Effective implementation of the CFS-PML using DSP techniques for truncating dispersive medium FDTD domains

Efficient and unsplit-field finite-difference time-domain (FDTD) implementation of the complex frequency-shifted perfectly matched layer (CFS-PML), based on the digital signal processing (DSP) techniques and the material independence relations via applying the electric flux density (D) and the magnetic flux density (B), is proposed for truncating three dimensional FDTD computational domain entirely composed of dispersive material realized with a Drude model. The CFS-PML implementation is introduced based on the stretched coordinate PML (SC-PML) and the uniaxial anisotropic PML (UPML), respectively.

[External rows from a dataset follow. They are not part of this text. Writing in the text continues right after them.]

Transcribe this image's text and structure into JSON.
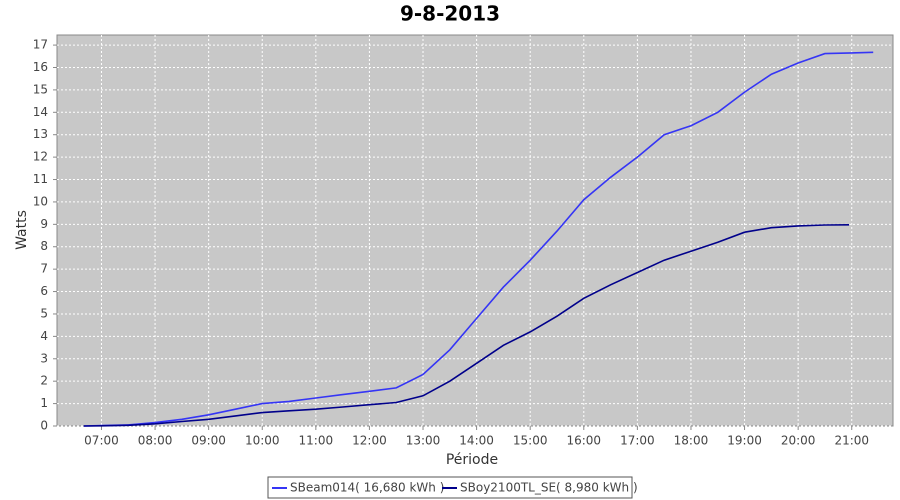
{
  "chart_data": {
    "type": "line",
    "title": "9-8-2013",
    "x_label": "Période",
    "y_label": "Watts",
    "xlim": [
      6.17,
      21.77
    ],
    "ylim": [
      0,
      17.45
    ],
    "xticks": [
      {
        "value": 7,
        "label": "07:00"
      },
      {
        "value": 8,
        "label": "08:00"
      },
      {
        "value": 9,
        "label": "09:00"
      },
      {
        "value": 10,
        "label": "10:00"
      },
      {
        "value": 11,
        "label": "11:00"
      },
      {
        "value": 12,
        "label": "12:00"
      },
      {
        "value": 13,
        "label": "13:00"
      },
      {
        "value": 14,
        "label": "14:00"
      },
      {
        "value": 15,
        "label": "15:00"
      },
      {
        "value": 16,
        "label": "16:00"
      },
      {
        "value": 17,
        "label": "17:00"
      },
      {
        "value": 18,
        "label": "18:00"
      },
      {
        "value": 19,
        "label": "19:00"
      },
      {
        "value": 20,
        "label": "20:00"
      },
      {
        "value": 21,
        "label": "21:00"
      }
    ],
    "yticks": [
      0,
      1,
      2,
      3,
      4,
      5,
      6,
      7,
      8,
      9,
      10,
      11,
      12,
      13,
      14,
      15,
      16,
      17
    ],
    "grid": true,
    "series": [
      {
        "name": "SBeam014( 16,680 kWh )",
        "color": "#3535f5",
        "x": [
          6.67,
          7,
          7.5,
          8,
          8.5,
          9,
          9.5,
          10,
          10.5,
          11,
          11.5,
          12,
          12.5,
          13,
          13.5,
          14,
          14.5,
          15,
          15.5,
          16,
          16.5,
          17,
          17.5,
          18,
          18.5,
          19,
          19.5,
          20,
          20.5,
          21,
          21.4
        ],
        "values": [
          0,
          0.02,
          0.05,
          0.15,
          0.3,
          0.5,
          0.75,
          1.0,
          1.1,
          1.25,
          1.4,
          1.55,
          1.7,
          2.3,
          3.4,
          4.8,
          6.2,
          7.4,
          8.7,
          10.1,
          11.1,
          12.0,
          13.0,
          13.4,
          14.0,
          14.9,
          15.7,
          16.2,
          16.62,
          16.65,
          16.68
        ]
      },
      {
        "name": "SBoy2100TL_SE( 8,980 kWh )",
        "color": "#00008b",
        "x": [
          6.67,
          7,
          7.5,
          8,
          8.5,
          9,
          9.5,
          10,
          10.5,
          11,
          11.5,
          12,
          12.5,
          13,
          13.5,
          14,
          14.5,
          15,
          15.5,
          16,
          16.5,
          17,
          17.5,
          18,
          18.5,
          19,
          19.5,
          20,
          20.5,
          20.95
        ],
        "values": [
          0,
          0.01,
          0.03,
          0.1,
          0.2,
          0.3,
          0.45,
          0.6,
          0.68,
          0.75,
          0.85,
          0.95,
          1.05,
          1.35,
          2.0,
          2.8,
          3.6,
          4.2,
          4.9,
          5.7,
          6.3,
          6.85,
          7.4,
          7.8,
          8.2,
          8.65,
          8.85,
          8.93,
          8.97,
          8.98
        ]
      }
    ]
  }
}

The implementation of the proposed CFS-PML formulations is based on the SC-PML due to the fact that has advantage of simple implementation in the corners and the edges of the PML regions. Moreover, these proposed formulations are completely independent of the material properties of the FDTD computational domain and hence can be applied to truncate arbitrary media without any modification because of the D-B constitutive relations used in Maxwell's equations. Besides, the DSP techniques include the Bilinear Z-transform (BZT) method and the Matched Z-transform (MZT) method, respectively. However, from the point of view of the Courant-Friedrichs-Levy (CFL) condition, to the best of our knowledge, time step based on the BZT only needs to meet CFL condition, whereas time step based on the MZT method has to make it smaller for retaining stability and desirable accuracy. Consequently, the former one is introduced into the proposed formulations. A numerical example has been carried out in a three dimensional FDTD computational domain to validate the proposed formulations. It is clearly shown that the proposed formulations with CFS scheme are efficient in attenuating evanescent waves and reducing late-time reflections.